Por las razones que fuesen, el esfuerzo de esos valientes cubanos resultó en un fracaso, lo
que lamentablemente fue determinante para que se afianzara una tiranía que ha durado más
de cincuenta años, sin que todavía podamos ver el fin de la misma.
Fidel Castro, que hasta ese momento había tratado de convencer, con
mentiras, que su revolución
no era comunista, se quitó definitivamente la careta, afirmando, el muy
descarado, que había sido comunista y lo seguiría siendo.
Esto dio impulso a una constante represión que llevó al paredón, no
sólo a los que pudieron ser acusados de crímenes y atropellos, sino
incluso a muchos de los que combatieron la dictadura batistiana tanto en
la Sierra Maestra como en las ciudades y pueblos del país.

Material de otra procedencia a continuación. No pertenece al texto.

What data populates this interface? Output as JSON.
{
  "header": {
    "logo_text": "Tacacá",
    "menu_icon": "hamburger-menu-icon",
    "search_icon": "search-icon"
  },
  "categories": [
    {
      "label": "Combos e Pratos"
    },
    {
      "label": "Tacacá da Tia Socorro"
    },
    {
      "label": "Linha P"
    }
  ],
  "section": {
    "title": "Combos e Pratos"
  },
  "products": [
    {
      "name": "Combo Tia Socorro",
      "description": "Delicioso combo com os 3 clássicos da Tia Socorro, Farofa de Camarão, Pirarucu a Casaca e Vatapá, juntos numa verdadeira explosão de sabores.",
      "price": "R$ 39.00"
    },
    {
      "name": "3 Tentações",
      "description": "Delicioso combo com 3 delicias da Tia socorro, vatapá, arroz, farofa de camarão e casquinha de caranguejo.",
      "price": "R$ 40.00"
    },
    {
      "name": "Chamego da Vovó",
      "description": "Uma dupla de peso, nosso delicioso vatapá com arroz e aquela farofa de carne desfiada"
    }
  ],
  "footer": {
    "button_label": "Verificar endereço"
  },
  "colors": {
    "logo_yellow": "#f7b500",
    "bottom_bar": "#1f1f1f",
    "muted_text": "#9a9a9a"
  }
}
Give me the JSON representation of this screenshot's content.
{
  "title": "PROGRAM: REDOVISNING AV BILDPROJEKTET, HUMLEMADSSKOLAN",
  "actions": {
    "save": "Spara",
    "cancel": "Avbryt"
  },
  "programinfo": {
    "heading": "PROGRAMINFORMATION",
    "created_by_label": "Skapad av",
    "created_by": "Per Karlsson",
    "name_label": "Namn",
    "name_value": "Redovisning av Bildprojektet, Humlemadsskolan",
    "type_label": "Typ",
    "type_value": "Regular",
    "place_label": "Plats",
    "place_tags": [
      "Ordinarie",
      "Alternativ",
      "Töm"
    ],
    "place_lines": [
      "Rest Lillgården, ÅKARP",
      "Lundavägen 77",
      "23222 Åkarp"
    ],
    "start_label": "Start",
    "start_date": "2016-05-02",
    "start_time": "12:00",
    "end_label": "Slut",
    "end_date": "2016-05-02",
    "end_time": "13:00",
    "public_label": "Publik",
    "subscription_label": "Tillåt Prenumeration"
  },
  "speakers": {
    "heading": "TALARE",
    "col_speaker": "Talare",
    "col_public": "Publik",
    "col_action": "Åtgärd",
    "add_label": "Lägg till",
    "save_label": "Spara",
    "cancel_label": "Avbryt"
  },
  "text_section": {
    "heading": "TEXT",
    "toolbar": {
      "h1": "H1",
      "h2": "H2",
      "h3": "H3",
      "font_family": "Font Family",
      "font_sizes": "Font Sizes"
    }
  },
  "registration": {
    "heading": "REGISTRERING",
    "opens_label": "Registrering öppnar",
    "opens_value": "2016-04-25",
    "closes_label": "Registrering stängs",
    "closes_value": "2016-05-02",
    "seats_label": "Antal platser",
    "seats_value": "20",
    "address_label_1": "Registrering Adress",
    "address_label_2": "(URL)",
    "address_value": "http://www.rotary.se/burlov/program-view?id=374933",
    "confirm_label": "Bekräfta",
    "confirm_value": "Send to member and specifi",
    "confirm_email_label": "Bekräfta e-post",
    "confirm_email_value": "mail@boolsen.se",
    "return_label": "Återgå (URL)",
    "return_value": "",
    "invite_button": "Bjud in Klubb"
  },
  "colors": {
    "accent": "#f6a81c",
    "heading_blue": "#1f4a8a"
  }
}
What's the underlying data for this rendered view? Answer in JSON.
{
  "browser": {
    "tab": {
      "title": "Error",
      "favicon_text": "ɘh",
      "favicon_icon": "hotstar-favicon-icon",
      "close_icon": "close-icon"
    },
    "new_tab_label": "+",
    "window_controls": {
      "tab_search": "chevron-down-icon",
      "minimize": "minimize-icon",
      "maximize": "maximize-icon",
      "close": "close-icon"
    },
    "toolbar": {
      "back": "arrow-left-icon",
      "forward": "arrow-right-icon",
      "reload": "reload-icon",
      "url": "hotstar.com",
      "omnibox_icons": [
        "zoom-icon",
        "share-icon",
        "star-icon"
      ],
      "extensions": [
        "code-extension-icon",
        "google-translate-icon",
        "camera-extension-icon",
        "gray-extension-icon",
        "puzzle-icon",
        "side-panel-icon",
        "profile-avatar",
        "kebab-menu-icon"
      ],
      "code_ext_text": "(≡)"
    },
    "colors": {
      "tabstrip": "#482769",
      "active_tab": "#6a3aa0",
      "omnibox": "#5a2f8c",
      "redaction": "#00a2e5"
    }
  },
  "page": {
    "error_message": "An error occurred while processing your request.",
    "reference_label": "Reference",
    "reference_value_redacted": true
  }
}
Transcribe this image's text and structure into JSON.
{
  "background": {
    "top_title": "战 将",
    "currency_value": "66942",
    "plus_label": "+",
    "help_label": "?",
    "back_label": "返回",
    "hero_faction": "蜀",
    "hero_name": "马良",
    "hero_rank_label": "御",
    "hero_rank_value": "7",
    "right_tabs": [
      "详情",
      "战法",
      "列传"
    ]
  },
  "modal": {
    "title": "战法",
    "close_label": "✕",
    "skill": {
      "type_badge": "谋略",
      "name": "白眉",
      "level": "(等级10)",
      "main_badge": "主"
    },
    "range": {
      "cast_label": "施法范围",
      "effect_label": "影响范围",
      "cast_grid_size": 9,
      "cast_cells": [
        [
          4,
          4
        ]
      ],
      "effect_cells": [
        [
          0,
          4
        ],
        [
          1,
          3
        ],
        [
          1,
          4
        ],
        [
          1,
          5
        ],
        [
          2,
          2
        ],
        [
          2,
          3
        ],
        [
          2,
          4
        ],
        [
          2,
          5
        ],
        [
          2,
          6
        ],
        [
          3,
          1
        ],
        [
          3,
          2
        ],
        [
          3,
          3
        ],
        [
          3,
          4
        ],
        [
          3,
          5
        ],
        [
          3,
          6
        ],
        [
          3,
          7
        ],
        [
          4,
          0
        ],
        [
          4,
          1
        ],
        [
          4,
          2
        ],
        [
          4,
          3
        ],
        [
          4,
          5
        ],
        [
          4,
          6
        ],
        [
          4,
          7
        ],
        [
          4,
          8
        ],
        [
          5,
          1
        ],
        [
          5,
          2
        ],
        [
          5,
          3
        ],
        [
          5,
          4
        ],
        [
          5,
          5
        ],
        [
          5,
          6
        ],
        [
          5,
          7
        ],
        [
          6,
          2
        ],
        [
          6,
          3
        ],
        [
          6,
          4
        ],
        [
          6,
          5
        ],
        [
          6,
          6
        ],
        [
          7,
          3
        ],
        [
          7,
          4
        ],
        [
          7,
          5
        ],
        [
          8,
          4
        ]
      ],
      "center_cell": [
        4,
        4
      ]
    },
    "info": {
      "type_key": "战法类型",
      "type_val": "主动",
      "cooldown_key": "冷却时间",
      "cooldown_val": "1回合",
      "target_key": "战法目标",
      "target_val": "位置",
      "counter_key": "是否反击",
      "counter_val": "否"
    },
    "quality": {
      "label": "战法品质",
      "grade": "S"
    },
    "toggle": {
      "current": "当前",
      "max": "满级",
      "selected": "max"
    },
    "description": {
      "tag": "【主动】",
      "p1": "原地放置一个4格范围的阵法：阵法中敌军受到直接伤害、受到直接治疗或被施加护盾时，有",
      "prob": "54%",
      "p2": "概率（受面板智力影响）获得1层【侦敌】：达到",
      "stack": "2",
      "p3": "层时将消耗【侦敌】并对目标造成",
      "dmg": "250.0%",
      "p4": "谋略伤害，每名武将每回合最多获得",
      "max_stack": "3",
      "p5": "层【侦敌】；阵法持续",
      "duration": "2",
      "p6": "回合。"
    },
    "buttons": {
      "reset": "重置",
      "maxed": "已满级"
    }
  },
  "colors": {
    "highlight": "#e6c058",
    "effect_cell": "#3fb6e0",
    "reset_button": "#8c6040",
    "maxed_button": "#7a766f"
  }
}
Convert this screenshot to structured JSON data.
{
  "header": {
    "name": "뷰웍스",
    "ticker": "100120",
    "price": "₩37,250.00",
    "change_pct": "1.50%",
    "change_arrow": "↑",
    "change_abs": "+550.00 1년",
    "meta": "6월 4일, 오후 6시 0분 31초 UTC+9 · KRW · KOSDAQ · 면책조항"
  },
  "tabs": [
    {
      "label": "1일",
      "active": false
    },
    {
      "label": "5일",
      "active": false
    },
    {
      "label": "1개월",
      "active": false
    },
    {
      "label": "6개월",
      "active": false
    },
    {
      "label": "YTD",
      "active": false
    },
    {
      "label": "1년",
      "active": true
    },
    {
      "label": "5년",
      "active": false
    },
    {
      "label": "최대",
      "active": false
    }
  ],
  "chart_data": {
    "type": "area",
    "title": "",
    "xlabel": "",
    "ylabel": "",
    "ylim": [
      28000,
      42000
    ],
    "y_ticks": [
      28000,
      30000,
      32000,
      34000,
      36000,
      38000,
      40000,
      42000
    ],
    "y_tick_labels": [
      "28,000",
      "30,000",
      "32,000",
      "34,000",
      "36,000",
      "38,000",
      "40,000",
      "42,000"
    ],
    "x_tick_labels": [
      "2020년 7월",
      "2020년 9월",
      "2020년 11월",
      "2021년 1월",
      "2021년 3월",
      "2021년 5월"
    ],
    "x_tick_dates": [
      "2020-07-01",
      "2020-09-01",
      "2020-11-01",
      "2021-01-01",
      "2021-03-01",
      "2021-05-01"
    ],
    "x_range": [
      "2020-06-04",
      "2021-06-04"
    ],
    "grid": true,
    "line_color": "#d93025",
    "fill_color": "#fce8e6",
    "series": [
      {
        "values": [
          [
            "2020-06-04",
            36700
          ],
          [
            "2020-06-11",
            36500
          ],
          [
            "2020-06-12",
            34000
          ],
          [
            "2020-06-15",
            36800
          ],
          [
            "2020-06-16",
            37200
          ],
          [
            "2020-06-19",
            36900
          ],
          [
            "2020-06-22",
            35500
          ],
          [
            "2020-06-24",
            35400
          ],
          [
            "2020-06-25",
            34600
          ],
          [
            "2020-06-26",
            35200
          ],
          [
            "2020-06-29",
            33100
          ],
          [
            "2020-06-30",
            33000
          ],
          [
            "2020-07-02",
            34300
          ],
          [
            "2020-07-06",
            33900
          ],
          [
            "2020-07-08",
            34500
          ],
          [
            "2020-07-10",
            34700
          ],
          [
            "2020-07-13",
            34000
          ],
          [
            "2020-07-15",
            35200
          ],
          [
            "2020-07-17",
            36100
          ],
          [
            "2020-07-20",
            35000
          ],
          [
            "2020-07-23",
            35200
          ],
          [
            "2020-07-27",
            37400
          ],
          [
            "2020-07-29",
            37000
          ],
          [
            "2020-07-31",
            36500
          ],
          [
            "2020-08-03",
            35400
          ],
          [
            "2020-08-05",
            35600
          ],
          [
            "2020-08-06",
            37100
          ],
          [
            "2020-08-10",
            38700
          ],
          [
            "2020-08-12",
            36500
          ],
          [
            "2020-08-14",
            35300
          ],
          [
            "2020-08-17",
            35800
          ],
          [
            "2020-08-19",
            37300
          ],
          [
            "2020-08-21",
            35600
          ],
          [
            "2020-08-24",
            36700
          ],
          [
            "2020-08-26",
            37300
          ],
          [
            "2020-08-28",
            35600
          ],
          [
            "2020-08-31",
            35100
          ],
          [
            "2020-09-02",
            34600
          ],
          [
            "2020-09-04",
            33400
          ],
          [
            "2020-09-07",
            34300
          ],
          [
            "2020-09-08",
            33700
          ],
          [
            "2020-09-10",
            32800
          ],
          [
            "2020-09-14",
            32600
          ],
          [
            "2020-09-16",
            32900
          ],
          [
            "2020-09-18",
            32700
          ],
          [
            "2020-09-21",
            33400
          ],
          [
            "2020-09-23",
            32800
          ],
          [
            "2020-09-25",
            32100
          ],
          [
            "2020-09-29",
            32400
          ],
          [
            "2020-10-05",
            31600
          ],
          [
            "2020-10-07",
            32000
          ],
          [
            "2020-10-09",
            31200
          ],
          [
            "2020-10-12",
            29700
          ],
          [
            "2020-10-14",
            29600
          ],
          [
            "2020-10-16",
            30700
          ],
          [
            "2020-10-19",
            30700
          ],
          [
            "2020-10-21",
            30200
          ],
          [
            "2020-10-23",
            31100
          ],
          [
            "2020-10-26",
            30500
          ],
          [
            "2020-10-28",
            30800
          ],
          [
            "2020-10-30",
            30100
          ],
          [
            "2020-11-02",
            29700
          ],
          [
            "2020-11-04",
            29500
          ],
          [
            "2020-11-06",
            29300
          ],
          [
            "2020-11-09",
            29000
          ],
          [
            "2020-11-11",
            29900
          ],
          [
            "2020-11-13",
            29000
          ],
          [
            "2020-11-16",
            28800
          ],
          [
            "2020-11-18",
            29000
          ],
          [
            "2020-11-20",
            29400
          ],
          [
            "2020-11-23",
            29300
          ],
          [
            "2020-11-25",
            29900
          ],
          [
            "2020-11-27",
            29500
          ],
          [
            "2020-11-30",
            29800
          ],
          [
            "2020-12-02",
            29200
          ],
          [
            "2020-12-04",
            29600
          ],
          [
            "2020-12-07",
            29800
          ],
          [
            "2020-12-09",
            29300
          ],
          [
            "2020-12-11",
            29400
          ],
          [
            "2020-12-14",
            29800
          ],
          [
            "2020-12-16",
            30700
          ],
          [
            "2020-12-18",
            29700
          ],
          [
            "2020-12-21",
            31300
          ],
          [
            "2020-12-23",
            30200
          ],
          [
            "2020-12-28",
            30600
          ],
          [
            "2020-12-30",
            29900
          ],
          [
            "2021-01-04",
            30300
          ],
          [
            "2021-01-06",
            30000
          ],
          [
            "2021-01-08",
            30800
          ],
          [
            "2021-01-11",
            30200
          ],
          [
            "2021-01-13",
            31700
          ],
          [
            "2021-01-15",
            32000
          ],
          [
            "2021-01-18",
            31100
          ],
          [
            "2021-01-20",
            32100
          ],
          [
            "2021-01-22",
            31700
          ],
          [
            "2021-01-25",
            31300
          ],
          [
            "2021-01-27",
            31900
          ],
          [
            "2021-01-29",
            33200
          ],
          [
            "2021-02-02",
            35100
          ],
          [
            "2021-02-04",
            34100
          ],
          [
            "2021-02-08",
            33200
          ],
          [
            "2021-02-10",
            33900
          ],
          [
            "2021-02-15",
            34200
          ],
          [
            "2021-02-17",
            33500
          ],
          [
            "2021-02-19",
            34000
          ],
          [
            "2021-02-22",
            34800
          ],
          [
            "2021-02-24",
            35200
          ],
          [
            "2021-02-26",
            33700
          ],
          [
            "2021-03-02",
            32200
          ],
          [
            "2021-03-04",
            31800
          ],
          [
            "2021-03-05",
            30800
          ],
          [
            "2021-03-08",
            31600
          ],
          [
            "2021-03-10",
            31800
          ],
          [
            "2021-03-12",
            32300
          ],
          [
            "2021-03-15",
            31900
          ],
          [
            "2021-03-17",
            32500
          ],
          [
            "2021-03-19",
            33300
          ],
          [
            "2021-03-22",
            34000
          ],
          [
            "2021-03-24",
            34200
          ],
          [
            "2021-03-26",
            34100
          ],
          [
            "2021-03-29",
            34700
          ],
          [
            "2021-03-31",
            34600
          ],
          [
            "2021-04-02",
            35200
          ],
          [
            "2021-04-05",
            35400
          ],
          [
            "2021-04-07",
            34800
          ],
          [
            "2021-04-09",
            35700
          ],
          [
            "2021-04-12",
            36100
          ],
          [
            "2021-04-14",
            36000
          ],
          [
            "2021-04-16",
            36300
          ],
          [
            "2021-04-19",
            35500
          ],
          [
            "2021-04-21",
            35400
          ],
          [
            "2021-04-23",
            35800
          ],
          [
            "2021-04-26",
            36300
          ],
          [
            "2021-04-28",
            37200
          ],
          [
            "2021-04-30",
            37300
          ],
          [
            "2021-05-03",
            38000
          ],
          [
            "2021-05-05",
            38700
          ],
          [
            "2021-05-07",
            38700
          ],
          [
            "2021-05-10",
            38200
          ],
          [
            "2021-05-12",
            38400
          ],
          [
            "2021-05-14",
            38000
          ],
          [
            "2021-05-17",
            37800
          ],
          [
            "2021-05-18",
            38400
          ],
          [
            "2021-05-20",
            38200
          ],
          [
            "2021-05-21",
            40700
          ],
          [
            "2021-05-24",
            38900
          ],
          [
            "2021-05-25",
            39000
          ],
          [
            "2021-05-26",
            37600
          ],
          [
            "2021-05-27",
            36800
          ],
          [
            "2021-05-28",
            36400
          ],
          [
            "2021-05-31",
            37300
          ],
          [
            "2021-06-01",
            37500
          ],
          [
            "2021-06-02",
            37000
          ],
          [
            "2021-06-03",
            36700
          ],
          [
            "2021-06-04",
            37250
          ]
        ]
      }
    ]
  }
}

Esta represión también alcanzó a la Iglesia, muchos de cuyos miembros
se distinguieron en la lucha
contra la dictadura, y que pronto tuvo que advertir al pueblo del rumbo
que iba tomando la revolución, cada vez más en acuerdo con los
postulados de Marx, Lenin y los demás líderes del sistema comunista.
Esto se hizo más notorio desde el mismo 17 de abril, en que la absoluta mayoría de los sacerdotes
fueron encarcelados, y se dieron claras indicaciones de las verdaderas intenciones del gobierno de
luchar por suprimir la religión como parte de la vida de los cubanos.
Nada más consolidar la victoria que destruyó las esperanzas de una
buena parte de la población,
cuando comenzaron las expropiaciones de todos los colegios católicos,
amén de un sinnúmero de empresas que cayeron en manos de los supuestos
revolucionarios.
Tuve la suerte de librarme de la cárcel el día de la invasión, ya que
muy temprano tuve conocimiento de lo que estaba ocurriendo, logrando
esconderme, hasta que pude viajar a La Habana y encontrar refugio en la
parroquia de Nuestra Señora de la Caridad de la capital cubana.
Era su párroco el apreciado obispo auxiliar de la Arquidiócesis
habanera, Monseñor Eduardo Boza Masvidal, que siempre tuvo abiertas las
puertas para todo el que lo necesitara.
Allí encontramos refugio varios sacerdotes camagüeyanos, además de
otros que habían tenido que abandonar su residencia por la persecución
que se había desatado.
En esa parroquia pasaría los últimos cuatro meses de mi estancia en
la tierra que me viera nacer, y de la que seria expulsado junto con
otros ciento treinta y tres sacerdotes y Monseñor Boza Masvidal, a bordo
del vapor español Covadonga.
Pese al deseo del gobierno fidelista de destruir la religión, sus
asesores soviéticos lo habían aleccionado de que no convenía una
persecución que ocasionara mártires, y que se debía dar la apariencia de
que existía una total libertad de cultos, mientras se obstaculizara por
todos los medios la asistencia del pueblo a las iglesias.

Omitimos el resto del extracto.